La prima cosa che colpisce di “Rethink” sta nel fatto di trovarsi di fronte a un linguaggio “teso”, asciutto, ben poco incline a vacue prolissità o inutili autocompiacimenti: 11 tracce di durata oscillante mediamente fra i 3 e i 5 minuti.

Dopo la fulminea introduzione di “The Dive” (meno di un minuto di impalpabili rarefazioni), si parte con la deflagrazione di “A distant cry”, che prende le mosse dall’esile tappeto dell’introduzione precedente per trasformarlo in un riff poderoso. Ne scaturisce un brano energico ma melodioso e cantabile, a cavallo tra new-prog, metal-prog e AOR.

Life is calling”, con le sue linee di basso in primissimo piano, non può fare a meno di richiamare alla mente persino certi Rush (nella fase più anni ‘80 e ‘90 della loro carriera), o gli Yes delle formazioni guidate da Rabin, quelle più inclini al gusto estetico d’Oltreoceano.

Meet me at the end of the World” coniuga riff di chiara estrazione metal (esatto: la cifra stilistica che attraversa tutto l’album è racchiusa nel messaggio che si può fare dell’ottimo metal senza chitarra) con ritmiche che non è blasfemo definire “ballabili”.

The wait is over”, introdotta da un inquietante ticchettìo, si sposta sulle coordinate a cavallo tra alternative rock, psichedelia e post-prog care ai Porcupine Tree.

Drive my soul” torna a spostare la lancetta della band su territori più vicini al metal, ma sempre con questo gusto post-rock fatto di momenti più arpeggiati, altri più eterei e, soprattutto, sempre con un grandissimo lavoro basso/batteria che determina il groove del brano.

Life is too short” invece colpisce per l’eccellente lavoro vocale (ancora una volta di matrice Yes) e per la sua squisita “cantabilità”. Una caratteristica dell’intero progetto è proprio quella di avere melodie e ritornelli deliziosamente “catchy”.

Fly over me” conferisce una ulteriore sterzata al sound, con tastiere algide di gusto quasi new-wave, a riprova dell’estrema poliedricità dei musicisti coinvolti nel progetto (ma del resto non avevamo alcun dubbio in merito).

Ci pensa subito “Soulshine” a riportarci a una certa cupezza affine a certo nu-metal, mentre “Run as the sun goes down” abbraccia, ancora una volta per contrasto, stilemi cari all’hard rock più melodico (e ancora una volta con più di una strizzata d’occhio alle melodie dei Porcupine Tree).
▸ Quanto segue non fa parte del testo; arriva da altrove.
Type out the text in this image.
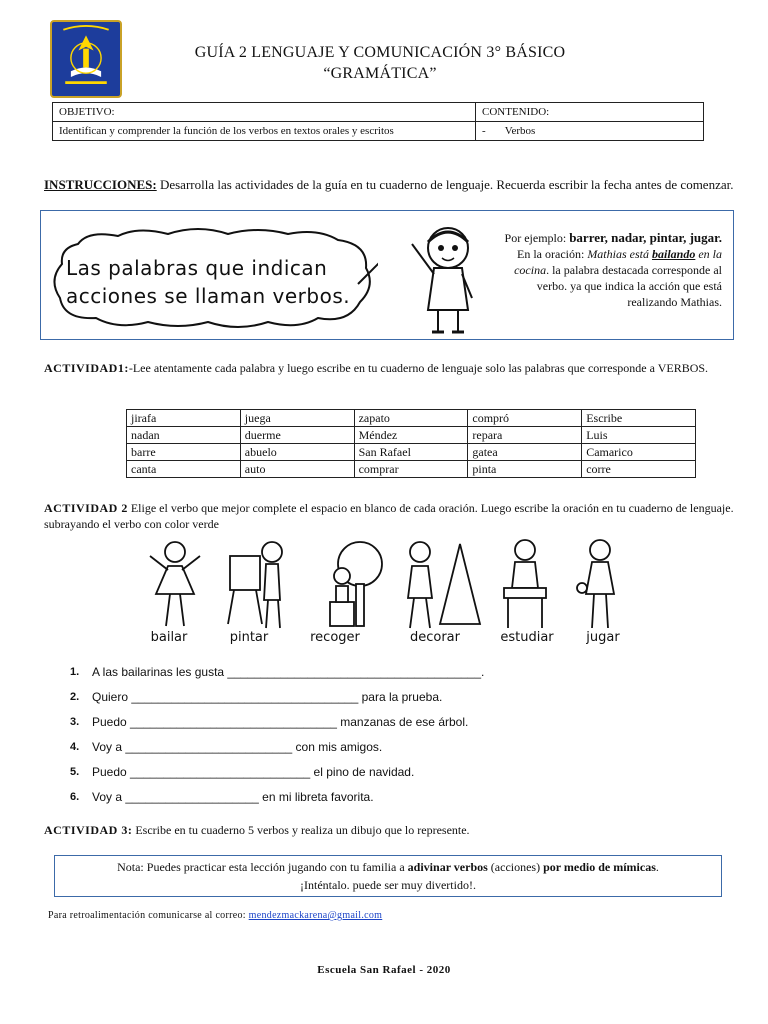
GUÍA 2 LENGUAJE Y COMUNICACIÓN 3° BÁSICO
“GRAMÁTICA”
OBJETIVO:	CONTENIDO:
Identifican y comprender la función de los verbos en textos orales y escritos	-       Verbos
INSTRUCCIONES: Desarrolla las actividades de la guía en tu cuaderno de lenguaje. Recuerda escribir la fecha antes de comenzar.
Las palabras que indican
acciones se llaman verbos.
Por ejemplo: barrer, nadar, pintar, jugar.
En la oración: Mathias está bailando en la cocina. la palabra destacada corresponde al verbo. ya que indica la acción que está realizando Mathias.
ACTIVIDAD1:-Lee atentamente cada palabra y luego escribe en tu cuaderno de lenguaje solo las palabras que corresponde a VERBOS.
jirafa	juega	zapato	compró	Escribe
nadan	duerme	Méndez	repara	Luis
barre	abuelo	San Rafael	gatea	Camarico
canta	auto	comprar	pinta	corre
ACTIVIDAD 2 Elige el verbo que mejor complete el espacio en blanco de cada oración. Luego escribe la oración en tu cuaderno de lenguaje. subrayando el verbo con color verde
bailar	pintar	recoger	decorar	estudiar	jugar
1. A las bailarinas les gusta ______________________________________.
2. Quiero __________________________________ para la prueba.
3. Puedo _______________________________ manzanas de ese árbol.
4. Voy a _________________________ con mis amigos.
5. Puedo ___________________________ el pino de navidad.
6. Voy a ____________________ en mi libreta favorita.
ACTIVIDAD 3: Escribe en tu cuaderno 5 verbos y realiza un dibujo que lo represente.
Nota: Puedes practicar esta lección jugando con tu familia a adivinar verbos (acciones) por medio de mímicas.
¡Inténtalo. puede ser muy divertido!.
Para retroalimentación comunicarse al correo: mendezmackarena@gmail.com
Escuela San Rafael - 2020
La band si congeda con “Messiah”, unica traccia dell’intero lotto a sforare oltre la soglia dei 5 minuti di durata e, in un certo senso, un po’ incaricata del ruolo di “summa” stilistica dell’intero album, tra momenti più impalpabili, crescendo più sinfonici, situazioni più drammatiche e altre più solari, sempre in bilico tra quel mix di dark e di cantabilità, di classico e di moderno che rende unici e davvero notevoli gli Aerostation.